I feel I need to use idea of diagonalizable of linear transformation but not sure how wisely to used. any idea will appreciated.
 A: The minimal polynomial of $T$ divides $x^n - 1$. Over $\mathbb{C}$, the polynomial $x^n - 1$ splits into $n$ distinct linear factors and thus the minimal polynomial of $T$ also splits into distinct linear factors implying that $T$ is diagonalizable.

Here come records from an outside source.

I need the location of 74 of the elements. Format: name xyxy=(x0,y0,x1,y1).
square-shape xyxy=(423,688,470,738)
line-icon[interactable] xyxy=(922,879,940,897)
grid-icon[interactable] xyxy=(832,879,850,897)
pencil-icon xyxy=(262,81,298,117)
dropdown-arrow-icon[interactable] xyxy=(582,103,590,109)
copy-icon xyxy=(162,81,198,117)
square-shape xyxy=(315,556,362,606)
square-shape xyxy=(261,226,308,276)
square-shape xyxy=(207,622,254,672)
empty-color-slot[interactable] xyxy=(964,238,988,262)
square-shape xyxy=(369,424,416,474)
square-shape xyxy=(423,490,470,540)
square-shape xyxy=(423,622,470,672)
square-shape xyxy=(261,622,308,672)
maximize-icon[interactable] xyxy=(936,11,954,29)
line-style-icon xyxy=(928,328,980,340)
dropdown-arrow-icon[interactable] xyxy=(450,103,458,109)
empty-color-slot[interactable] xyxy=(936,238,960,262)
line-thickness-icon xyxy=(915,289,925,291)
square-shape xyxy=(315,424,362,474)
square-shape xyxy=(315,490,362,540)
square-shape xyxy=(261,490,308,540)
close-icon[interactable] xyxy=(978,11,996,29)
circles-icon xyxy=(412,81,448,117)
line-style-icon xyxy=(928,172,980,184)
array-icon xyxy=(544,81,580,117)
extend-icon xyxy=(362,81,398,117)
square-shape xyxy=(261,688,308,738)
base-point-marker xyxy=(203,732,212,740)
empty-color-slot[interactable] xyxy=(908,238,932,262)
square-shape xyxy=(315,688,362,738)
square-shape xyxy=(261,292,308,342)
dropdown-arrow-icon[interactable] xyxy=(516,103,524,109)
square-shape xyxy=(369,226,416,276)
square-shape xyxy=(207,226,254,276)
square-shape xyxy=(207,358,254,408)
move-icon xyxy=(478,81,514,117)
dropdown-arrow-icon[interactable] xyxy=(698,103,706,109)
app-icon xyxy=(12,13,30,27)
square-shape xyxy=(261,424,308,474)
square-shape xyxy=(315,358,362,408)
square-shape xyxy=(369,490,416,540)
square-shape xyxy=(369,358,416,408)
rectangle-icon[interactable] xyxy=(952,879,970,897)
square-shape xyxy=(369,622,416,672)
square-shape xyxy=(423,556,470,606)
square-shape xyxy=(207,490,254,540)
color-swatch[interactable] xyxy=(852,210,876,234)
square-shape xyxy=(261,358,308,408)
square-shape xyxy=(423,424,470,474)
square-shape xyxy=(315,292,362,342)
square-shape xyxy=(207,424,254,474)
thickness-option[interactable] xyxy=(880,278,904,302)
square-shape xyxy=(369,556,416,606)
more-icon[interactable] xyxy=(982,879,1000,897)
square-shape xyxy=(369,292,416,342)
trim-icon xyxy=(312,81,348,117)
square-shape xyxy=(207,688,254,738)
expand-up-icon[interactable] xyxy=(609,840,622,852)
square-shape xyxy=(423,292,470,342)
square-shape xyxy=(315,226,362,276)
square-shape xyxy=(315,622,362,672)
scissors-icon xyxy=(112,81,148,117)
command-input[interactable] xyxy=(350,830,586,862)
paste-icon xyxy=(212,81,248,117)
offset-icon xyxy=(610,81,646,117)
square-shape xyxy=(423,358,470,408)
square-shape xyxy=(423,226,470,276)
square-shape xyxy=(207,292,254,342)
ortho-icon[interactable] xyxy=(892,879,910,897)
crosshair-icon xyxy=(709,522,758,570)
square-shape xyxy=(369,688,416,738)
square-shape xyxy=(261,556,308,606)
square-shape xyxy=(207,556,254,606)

A: Whenever you have a polynomial $p(\lambda)=\prod_{j=1}^{k}(\lambda-\lambda_j)$ with no repeated roots for which $p(T)=0$, then $T$ is diagonalizable, meaning that it has a basis of eigenvectors. The key observation is that
$$
               (A-\lambda_l)\prod_{j\ne l}(A-\lambda_j)=0.
$$
Therefore, if you define $p_{l}(\lambda)=\prod_{j\ne l}(\lambda-\lambda_j)$, you see that the range of $p_{l}(A)$ is in the null space of $A-\lambda_l I$; in other words, everything in the range of $p_{l}(A)$ is either $0$ or is an eigenvector of $A$ with eigenvalue $\lambda_l$. To show that you have a basis of such eigenvectors uses the fact that
$$
                 1 = \frac{p_{1}(\lambda)}{p_{1}(\lambda_l)}+\frac{p_2(\lambda)}{p_2(\lambda_2)}+\cdots+\frac{p_k(\lambda)}{p_k(\lambda_k)}.
$$
Therefore,
$$
              I = \frac{1}{p_1(\lambda_1)}p_1(A)+\frac{1}{p_2(\lambda_2)}p_2(A)+\cdots+\frac{1}{p_k(\lambda_k)}p_k(A),
$$
which means that every vector $x$ can be written terms of eigenvectors of $A$:
$$
           x = \frac{1}{p_1(\lambda_1)}p_1(A)x+\frac{1}{p_2(\lambda_2)}p_2(A)x+\cdots+\frac{1}{p_k(\lambda_k)}p_k(A)x.
$$